「FBIに急襲された」トランプ前大統領宅を捜索、公文書持ち出しに関連か

トランプ米前大統領の邸宅マールアラーゴ=フロリダ州パームビーチ(AP)
トランプ米前大統領の邸宅マールアラーゴ=フロリダ州パームビーチ(AP)

【ワシントン=大内清】トランプ米前大統領は8日、声明を出し、南部フロリダ州のリゾート地パームビーチにある自身の邸宅マールアラーゴが連邦捜査局(FBI)による家宅捜索を受けたと明らかにした。捜索理由は説明していない。米CNNテレビは同日、トランプ氏が退任時に首都ワシントンの国立公文書館から機密扱いの公文書15箱分を持ち出してマールアラーゴへ運んだとされる問題に絡む捜査の一環だと報じた。

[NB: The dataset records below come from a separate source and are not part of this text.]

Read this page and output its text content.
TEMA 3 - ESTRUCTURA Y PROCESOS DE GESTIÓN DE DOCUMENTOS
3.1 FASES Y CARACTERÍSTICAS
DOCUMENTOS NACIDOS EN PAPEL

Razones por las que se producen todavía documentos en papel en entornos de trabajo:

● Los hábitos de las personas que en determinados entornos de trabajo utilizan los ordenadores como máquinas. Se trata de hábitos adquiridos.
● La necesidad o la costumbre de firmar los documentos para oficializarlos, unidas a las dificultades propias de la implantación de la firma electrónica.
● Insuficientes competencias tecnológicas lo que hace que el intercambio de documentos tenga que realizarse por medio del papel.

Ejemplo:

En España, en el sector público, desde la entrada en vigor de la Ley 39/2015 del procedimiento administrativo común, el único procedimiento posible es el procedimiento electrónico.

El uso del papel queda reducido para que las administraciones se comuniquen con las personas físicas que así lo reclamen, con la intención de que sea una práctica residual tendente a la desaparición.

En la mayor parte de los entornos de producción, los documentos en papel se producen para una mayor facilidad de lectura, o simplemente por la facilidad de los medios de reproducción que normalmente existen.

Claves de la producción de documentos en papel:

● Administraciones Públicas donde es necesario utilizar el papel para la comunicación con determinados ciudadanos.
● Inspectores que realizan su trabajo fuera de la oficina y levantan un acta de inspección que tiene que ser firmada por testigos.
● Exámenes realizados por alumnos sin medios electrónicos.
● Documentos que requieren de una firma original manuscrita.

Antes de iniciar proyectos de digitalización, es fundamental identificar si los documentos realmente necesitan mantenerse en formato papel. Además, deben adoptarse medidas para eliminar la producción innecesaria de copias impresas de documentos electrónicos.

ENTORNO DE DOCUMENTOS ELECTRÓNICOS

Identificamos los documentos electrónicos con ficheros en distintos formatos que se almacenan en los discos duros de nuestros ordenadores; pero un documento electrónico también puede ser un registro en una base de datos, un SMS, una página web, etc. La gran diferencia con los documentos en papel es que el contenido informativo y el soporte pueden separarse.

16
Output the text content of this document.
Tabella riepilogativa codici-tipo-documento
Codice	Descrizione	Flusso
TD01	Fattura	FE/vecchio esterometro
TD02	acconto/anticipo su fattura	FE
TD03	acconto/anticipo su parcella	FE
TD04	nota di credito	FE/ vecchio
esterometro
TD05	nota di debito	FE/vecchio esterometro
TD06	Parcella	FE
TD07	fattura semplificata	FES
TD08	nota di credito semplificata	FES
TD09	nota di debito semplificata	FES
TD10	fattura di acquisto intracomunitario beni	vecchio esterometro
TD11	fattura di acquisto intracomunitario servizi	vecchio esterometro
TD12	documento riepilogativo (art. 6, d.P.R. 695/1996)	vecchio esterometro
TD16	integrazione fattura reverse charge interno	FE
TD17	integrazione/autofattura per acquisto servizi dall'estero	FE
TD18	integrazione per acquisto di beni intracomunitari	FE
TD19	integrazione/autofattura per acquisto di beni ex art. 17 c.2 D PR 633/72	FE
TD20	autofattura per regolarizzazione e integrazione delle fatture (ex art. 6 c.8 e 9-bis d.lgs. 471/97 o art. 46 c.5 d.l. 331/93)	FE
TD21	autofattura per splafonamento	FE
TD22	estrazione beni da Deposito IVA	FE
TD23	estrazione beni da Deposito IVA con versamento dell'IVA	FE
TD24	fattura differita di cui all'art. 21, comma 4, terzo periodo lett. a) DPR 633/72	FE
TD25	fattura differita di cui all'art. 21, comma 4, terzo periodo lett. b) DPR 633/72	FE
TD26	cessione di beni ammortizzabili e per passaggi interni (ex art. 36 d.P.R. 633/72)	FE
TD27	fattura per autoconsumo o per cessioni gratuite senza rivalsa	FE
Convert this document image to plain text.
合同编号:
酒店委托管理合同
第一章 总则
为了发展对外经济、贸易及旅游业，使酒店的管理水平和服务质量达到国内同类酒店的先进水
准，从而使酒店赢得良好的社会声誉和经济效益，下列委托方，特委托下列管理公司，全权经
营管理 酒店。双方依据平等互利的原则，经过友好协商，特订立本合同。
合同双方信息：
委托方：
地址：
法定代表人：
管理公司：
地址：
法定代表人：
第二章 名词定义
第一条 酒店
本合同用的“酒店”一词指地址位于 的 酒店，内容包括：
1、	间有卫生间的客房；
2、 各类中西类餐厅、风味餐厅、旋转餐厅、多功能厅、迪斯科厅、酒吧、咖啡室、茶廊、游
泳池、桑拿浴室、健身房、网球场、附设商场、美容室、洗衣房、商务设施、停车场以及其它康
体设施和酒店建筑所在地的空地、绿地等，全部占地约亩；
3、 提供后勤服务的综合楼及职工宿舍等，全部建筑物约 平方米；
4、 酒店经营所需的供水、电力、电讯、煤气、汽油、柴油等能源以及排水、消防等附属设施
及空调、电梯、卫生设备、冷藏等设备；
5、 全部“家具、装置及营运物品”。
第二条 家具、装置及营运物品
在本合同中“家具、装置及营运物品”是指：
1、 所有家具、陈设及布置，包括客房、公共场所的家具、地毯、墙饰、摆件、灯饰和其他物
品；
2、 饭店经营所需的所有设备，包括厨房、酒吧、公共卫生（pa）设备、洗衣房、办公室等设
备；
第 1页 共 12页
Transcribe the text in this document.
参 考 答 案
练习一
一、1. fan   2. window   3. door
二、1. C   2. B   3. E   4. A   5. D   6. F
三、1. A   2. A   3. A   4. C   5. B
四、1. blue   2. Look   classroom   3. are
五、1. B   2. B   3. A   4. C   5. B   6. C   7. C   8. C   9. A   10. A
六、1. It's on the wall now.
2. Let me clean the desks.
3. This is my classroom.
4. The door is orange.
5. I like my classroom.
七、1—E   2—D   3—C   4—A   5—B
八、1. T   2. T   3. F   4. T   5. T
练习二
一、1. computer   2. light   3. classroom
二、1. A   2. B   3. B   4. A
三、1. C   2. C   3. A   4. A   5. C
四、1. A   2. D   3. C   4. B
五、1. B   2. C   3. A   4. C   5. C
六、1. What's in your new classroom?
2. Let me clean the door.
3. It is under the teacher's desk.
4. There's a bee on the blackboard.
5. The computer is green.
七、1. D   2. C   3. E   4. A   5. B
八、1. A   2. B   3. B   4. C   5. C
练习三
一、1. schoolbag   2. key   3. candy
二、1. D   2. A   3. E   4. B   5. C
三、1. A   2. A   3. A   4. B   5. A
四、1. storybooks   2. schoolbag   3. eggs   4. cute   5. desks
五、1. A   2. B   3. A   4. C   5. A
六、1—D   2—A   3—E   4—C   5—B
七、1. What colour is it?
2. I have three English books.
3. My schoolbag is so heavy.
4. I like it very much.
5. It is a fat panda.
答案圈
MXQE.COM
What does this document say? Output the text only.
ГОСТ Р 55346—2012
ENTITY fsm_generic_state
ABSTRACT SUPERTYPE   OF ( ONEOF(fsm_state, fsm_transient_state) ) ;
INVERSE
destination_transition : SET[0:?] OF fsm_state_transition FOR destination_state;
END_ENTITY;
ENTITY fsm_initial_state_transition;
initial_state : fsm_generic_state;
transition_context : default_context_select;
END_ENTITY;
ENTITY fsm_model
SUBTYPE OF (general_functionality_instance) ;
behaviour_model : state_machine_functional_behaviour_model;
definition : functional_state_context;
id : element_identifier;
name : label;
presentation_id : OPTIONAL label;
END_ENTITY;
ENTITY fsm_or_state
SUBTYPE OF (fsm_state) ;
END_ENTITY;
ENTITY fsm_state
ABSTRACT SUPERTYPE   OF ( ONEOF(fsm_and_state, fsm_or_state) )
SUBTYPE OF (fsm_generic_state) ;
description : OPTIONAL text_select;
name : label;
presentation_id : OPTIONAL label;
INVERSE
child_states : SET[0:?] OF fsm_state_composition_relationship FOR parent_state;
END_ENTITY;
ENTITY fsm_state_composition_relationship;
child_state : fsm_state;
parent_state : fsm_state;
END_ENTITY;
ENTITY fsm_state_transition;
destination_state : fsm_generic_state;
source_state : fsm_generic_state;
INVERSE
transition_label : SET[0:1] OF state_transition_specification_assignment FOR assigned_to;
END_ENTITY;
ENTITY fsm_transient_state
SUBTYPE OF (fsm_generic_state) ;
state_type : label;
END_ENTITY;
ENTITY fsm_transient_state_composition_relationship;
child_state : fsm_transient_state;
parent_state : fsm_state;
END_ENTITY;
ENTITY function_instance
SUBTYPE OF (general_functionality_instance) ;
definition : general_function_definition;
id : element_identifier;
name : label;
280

大統領経験者が法執行機関の強制捜査を受けるのは極めて異例。捜索が何らかの犯罪の立証や訴追につながるかは不明だが、FBI元幹部はCNNで、「捜索令状の取得には何らかの連邦法に違反していると疑うに足る証拠が必要だ」と指摘した。

トランプ氏は、自身のソーシャルメディア上での声明で、マールアラーゴが「大量のFBI捜査官によって包囲を受けて急襲され、占領されている」「私の金庫にまで押し入った!」と非難した上で、自身は政府機関と協力的な関係を築いていると強調。「この家宅捜索は不要であり不適切だ」と訴えた。トランプ氏は捜索当時、東部ニューヨーク州に滞在していたという。

トランプ氏の声明を受け、共和党のトランプ派議員らからは、FBIとその上部機関である司法省を非難する声が相次いだ。トランプ氏は共和党支持層になおも大きな影響力を保持しており、11月8日の投票日まで3カ月に迫った中間選挙に影響する可能性もある。